Saturday, January 03, 2009

Discussion on Governing Law Clauses in International Distributorship Agreements



Discussion on Governing Law Clauses in International Distributorship Agreements

Arguing in favour for Saskatchewan in terms of governing law clauses in case of disputes for distribution of Swedish Bofors Super Waterbed by Ace Distribution Inc.

While omission of the governing clause is a significant flaw in the contract one must assume Ace Distribution Inc.'s ability to perform the function of full-stocking distributor according to Chapter Five Agency and Distributor Agreements in Export Sales and Marketing Manual (Jagoe, 2007).

For example, is this distributor able to provide evidence of local contacts, product knowledge, personnel, facilities, and financial resources to perform all duties included in the distribution agreement? By such means can disputes be anticipated?

Disputes may revolve around profit margins on discount purchases from Bofors to re-sell in the Canadian market and their resolution proceedings would normally include clauses such as: effective agreement dates with inclusive future contingencies in terms of dispute resolution, mediation or arbitration and termination of agreement which is generally subject to the local laws in an importing country.

These local laws, in Canada or Saskatchewan, would implicate the effectiveness of official termination dates or even requirements and stipulations of written notice of intention to terminate distributorship agreement which demonstrates further dispute resolution mechanisms beyond the simple scope of governing law. They would need to agree with Canadian laws ruling terms of distributorship.

Termination clauses might include circumstances such as:

1. Failure to meet or exceed agreed sales goals and targets as specified in the agreement.

2. Payments not made to exporter according to contract agreement or failure to meet credit or consignment terms.

3. Dismissal or removal of essential staff seen as crucial to compliance with the terms of the distributorship and thus listed in the agreement.

4. Loss of legal authorization to act as import representative.

In "International Business Transactions" (Folsom, Gordon and Spanogle, 2004) as well as our course text, the Province of Saskatchewan determines its own policies and has several options regarding omission of governing law concerning foreign distributorship agreements as in the US.

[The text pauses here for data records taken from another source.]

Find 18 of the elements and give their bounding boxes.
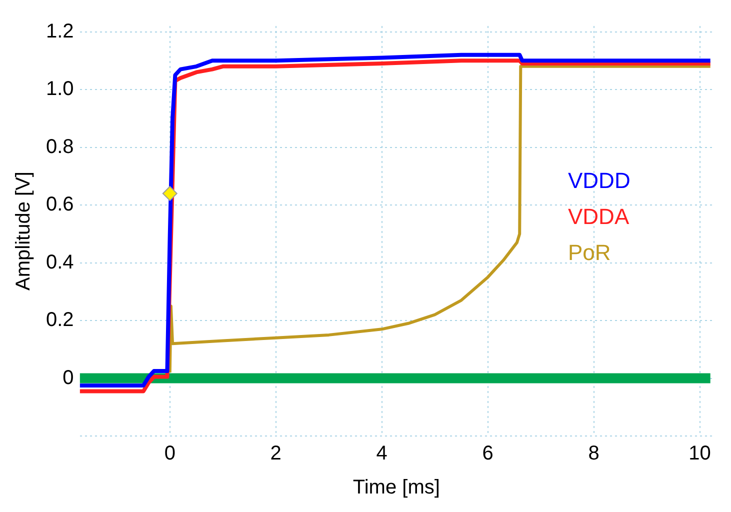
x-tick-label: 0 [164, 442, 176, 465]
x-tick-label: 2 [270, 442, 282, 465]
text: PoR [568, 240, 611, 265]
y-tick-label: 0.8 [46, 136, 74, 158]
y-tick-label: 1.2 [46, 20, 74, 42]
y-tick-label: 0.4 [46, 251, 74, 274]
text: VDDA [568, 204, 630, 229]
x-tick-label: 10 [688, 442, 711, 465]
y-tick-label: 0.2 [46, 309, 74, 332]
y-tick-label: 0 [62, 366, 74, 389]
x-tick-label: 4 [376, 442, 388, 465]
y-tick-label: 1.0 [46, 78, 74, 100]
x-axis-title: Time [ms] [352, 476, 440, 499]
text: VDDD [568, 168, 630, 193]
y-tick-label: 0.6 [46, 194, 74, 216]
x-tick-label: 6 [482, 442, 494, 465]
y-axis-title: Amplitude [V] [12, 172, 35, 290]
x-tick-label: 8 [588, 442, 600, 465]
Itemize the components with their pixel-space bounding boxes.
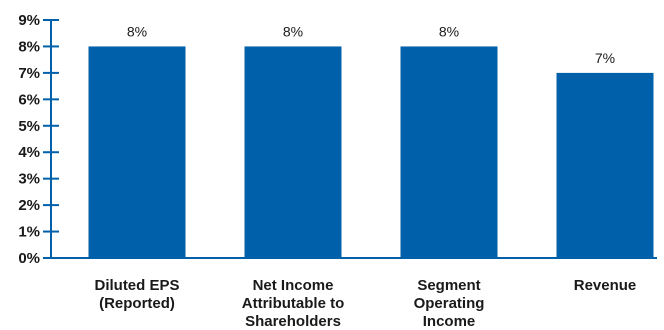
y-tick-label-5: 5% xyxy=(18,118,40,135)
y-tick-label-2: 2% xyxy=(18,197,40,214)
y-tick-label-1: 1% xyxy=(18,224,40,241)
x-tick-label-1-line-2: Shareholders xyxy=(245,313,341,330)
x-tick-label-1-line-1: Attributable to xyxy=(242,295,345,312)
x-tick-label-2-line-1: Operating xyxy=(414,295,485,312)
bar-2 xyxy=(400,46,498,258)
y-tick-label-4: 4% xyxy=(18,144,40,161)
y-axis xyxy=(43,19,657,259)
y-tick-label-3: 3% xyxy=(18,171,40,188)
x-tick-label-2-line-2: Income xyxy=(423,313,476,330)
x-tick-label-0-line-0: Diluted EPS xyxy=(94,277,179,294)
y-tick-labels: 0% 1% 2% 3% 4% 5% 6% 7% 8% 9% xyxy=(18,12,40,267)
x-tick-labels: Diluted EPS (Reported) Net Income Attributa… xyxy=(94,277,636,330)
y-tick-label-7: 7% xyxy=(18,65,40,82)
data-label-2: 8% xyxy=(439,23,459,39)
y-tick-label-9: 9% xyxy=(18,12,40,29)
x-tick-label-2-line-0: Segment xyxy=(417,277,480,294)
data-label-0: 8% xyxy=(127,23,147,39)
y-tick-label-0: 0% xyxy=(18,250,40,267)
x-tick-label-1-line-0: Net Income xyxy=(253,277,334,294)
x-tick-label-0: Diluted EPS (Reported) xyxy=(94,277,179,312)
bar-0 xyxy=(88,46,186,258)
data-label-3: 7% xyxy=(595,50,615,66)
x-tick-label-2: Segment Operating Income xyxy=(414,277,485,330)
data-label-1: 8% xyxy=(283,23,303,39)
x-tick-label-3-line-0: Revenue xyxy=(574,277,637,294)
x-tick-label-0-line-1: (Reported) xyxy=(99,295,175,312)
data-labels: 8% 8% 8% 7% xyxy=(127,23,615,65)
bar-3 xyxy=(556,72,654,258)
bar-1 xyxy=(244,46,342,258)
x-tick-label-1: Net Income Attributable to Shareholders xyxy=(242,277,345,330)
bars-group xyxy=(88,46,654,258)
y-tick-label-8: 8% xyxy=(18,38,40,55)
y-tick-label-6: 6% xyxy=(18,91,40,108)
x-tick-label-3: Revenue xyxy=(574,277,637,294)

Should Bofors seek to litigate arbitration in a Swedish court, local judiciary authority (Eg. Saskatchewan) may have the perogative to reject foreign judgements providing de novo (new) trial in its own courts. Conversely it may seek to enforce a Swedish court's decisions as its own in domestic judgements. Recognition of a Swedish judgement could also occur, but would require local court proceedings to enforce it. Also in terms of reciprocity between Canada and Sweden, special conditions regarding disputes and governing law which may void any mention of it in the contract in any event could exist.

Our text relates considerable attention is given to the exposure level of the entrepreneur as a key factor to governing law. Therefore the Ace Distributor Inc. agreement would have to ensure that it meets minimum standards to maintain distributorship rights in Canada as a primary motivation to review and inclusion of a governing law clause from the outset which protects the Canadian entrepreneur's best interest.

So while inclusion of the governing law clause would be useful depending upon local conditions it may not even be enforceable.